心霊の文化史

心霊の文化史---スピリチュアルな英国近代 (河出ブックス)

心霊の文化史---スピリチュアルな英国近代 (河出ブックス)


 変なラインナップを誇る新創刊レーベル「河出ブックス」の一冊。

 自然界には目には見えない特殊な電波が飛び交っていて、そいつが僕らの魂を〜云々の「メスメリズム」
 氏や育ちや性格や知性は顔相に出るから、一番優れた顔相持ってる僕ら白人が最強だよね!な「骨相学」
 流行りの降霊術と東洋思想を駆使して信者を集めた19世紀イギリス版細木数子ブラヴァツキー夫人率いる「神智学」
 現代において疑似科学・オカルトという烙印を押され封殺されているこれら学問や思想の影響力を論じた一冊。

 本書を読めば、これらの考えが別に全然無駄なものだったわけではなく、詩人・イエイツや心理学者ユング、近代都市計画の祖エベネーザー・ハワードなどの思想に大きな影響を与え、しっかりと現代に続く文化・科学の流れの一部になっていることがわかる。

 ただ、この本で取り上げられているのは基本的には心霊主義の作りだした「成功例」の話である。
 確かにイエイツはノーベル賞取ったし、心理学といえばユングである。
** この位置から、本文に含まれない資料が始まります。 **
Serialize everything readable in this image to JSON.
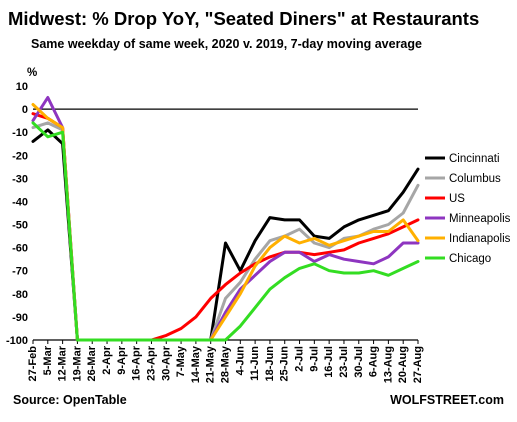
{
  "header": {
    "title": "Midwest: % Drop YoY, \"Seated Diners\" at Restaurants",
    "subtitle": "Same weekday of same week, 2020 v. 2019, 7-day moving average"
  },
  "footer": {
    "source": "Source: OpenTable",
    "brand": "WOLFSTREET.com"
  },
  "chart_data": {
    "type": "line",
    "title": "Midwest: % Drop YoY, \"Seated Diners\" at Restaurants",
    "subtitle": "Same weekday of same week, 2020 v. 2019, 7-day moving average",
    "ylabel": "%",
    "ylim": [
      -100,
      10
    ],
    "yticks": [
      10,
      0,
      -10,
      -20,
      -30,
      -40,
      -50,
      -60,
      -70,
      -80,
      -90,
      -100
    ],
    "grid": false,
    "zero_line": true,
    "legend_position": "right",
    "x_tick_labels": [
      "27-Feb",
      "5-Mar",
      "12-Mar",
      "19-Mar",
      "26-Mar",
      "2-Apr",
      "9-Apr",
      "16-Apr",
      "23-Apr",
      "30-Apr",
      "7-May",
      "14-May",
      "21-May",
      "28-May",
      "4-Jun",
      "11-Jun",
      "18-Jun",
      "25-Jun",
      "2-Jul",
      "9-Jul",
      "16-Jul",
      "23-Jul",
      "30-Jul",
      "6-Aug",
      "13-Aug",
      "20-Aug",
      "27-Aug"
    ],
    "series": [
      {
        "name": "Cincinnati",
        "color": "#000000",
        "values": [
          -14,
          -9,
          -15,
          -100,
          -100,
          -100,
          -100,
          -100,
          -100,
          -100,
          -100,
          -100,
          -100,
          -58,
          -70,
          -57,
          -47,
          -48,
          -48,
          -55,
          -56,
          -51,
          -48,
          -46,
          -44,
          -36,
          -26
        ]
      },
      {
        "name": "Columbus",
        "color": "#a6a6a6",
        "values": [
          -8,
          -6,
          -9,
          -100,
          -100,
          -100,
          -100,
          -100,
          -100,
          -100,
          -100,
          -100,
          -100,
          -82,
          -75,
          -65,
          -57,
          -55,
          -52,
          -58,
          -60,
          -56,
          -55,
          -52,
          -50,
          -45,
          -33
        ]
      },
      {
        "name": "US",
        "color": "#ff0000",
        "values": [
          -2,
          -4,
          -8,
          -100,
          -100,
          -100,
          -100,
          -100,
          -100,
          -98,
          -95,
          -90,
          -82,
          -76,
          -71,
          -67,
          -64,
          -62,
          -62,
          -63,
          -62,
          -61,
          -58,
          -56,
          -54,
          -51,
          -48
        ]
      },
      {
        "name": "Minneapolis",
        "color": "#8e35c0",
        "values": [
          -5,
          5,
          -8,
          -100,
          -100,
          -100,
          -100,
          -100,
          -100,
          -100,
          -100,
          -100,
          -100,
          -88,
          -78,
          -72,
          -66,
          -62,
          -62,
          -66,
          -63,
          -65,
          -66,
          -67,
          -64,
          -58,
          -58
        ]
      },
      {
        "name": "Indianapolis",
        "color": "#ffb000",
        "values": [
          2,
          -4,
          -8,
          -100,
          -100,
          -100,
          -100,
          -100,
          -100,
          -100,
          -100,
          -100,
          -100,
          -90,
          -80,
          -68,
          -60,
          -55,
          -58,
          -56,
          -59,
          -57,
          -55,
          -53,
          -53,
          -48,
          -57
        ]
      },
      {
        "name": "Chicago",
        "color": "#33dd22",
        "values": [
          -6,
          -12,
          -10,
          -100,
          -100,
          -100,
          -100,
          -100,
          -100,
          -100,
          -100,
          -100,
          -100,
          -100,
          -94,
          -86,
          -78,
          -73,
          -69,
          -67,
          -70,
          -71,
          -71,
          -70,
          -72,
          -69,
          -66
        ]
      }
    ]
  }
}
奴らはすごい。でも、僕は個人的にはこの時代の心霊主義ブームの面白さは「失敗例」の方にこそあるように思う。神智学会や黄金の夜明け団の内部抗争や、エセ霊媒師達の活躍とそれに騙された心霊科学者の末路には、「成功例」にはない親しみや現実感を感じてしまう。僕があの頃のイギリスにいたら、現代に残る成功なんかしなかっただろうけど、周りがすごいって言ってる霊媒師に騙される自信ならある。絶対に家庭用ヴェジャ盤とか買う。

 一般人や知識階級も含め社会の中で当たり前のように信じられてきたことが、実はニセモノだったなんてことが、科学的なこと現実的なことを旗印にしていた近代において起こったのだ。凄い間抜けで、かなり怖い話だ。効果があるから、偉い科学者が言ってるからホントだなんていう僕の思考は、19世紀の心霊主義ドップリのイングリッシュ・ピープルと同じなのだ。
 だから、後世、あいつらあんなもん信じてたんだぜと子孫に後ろ指さされる時代が来るかもしれないことを、覚悟しておこうと思う。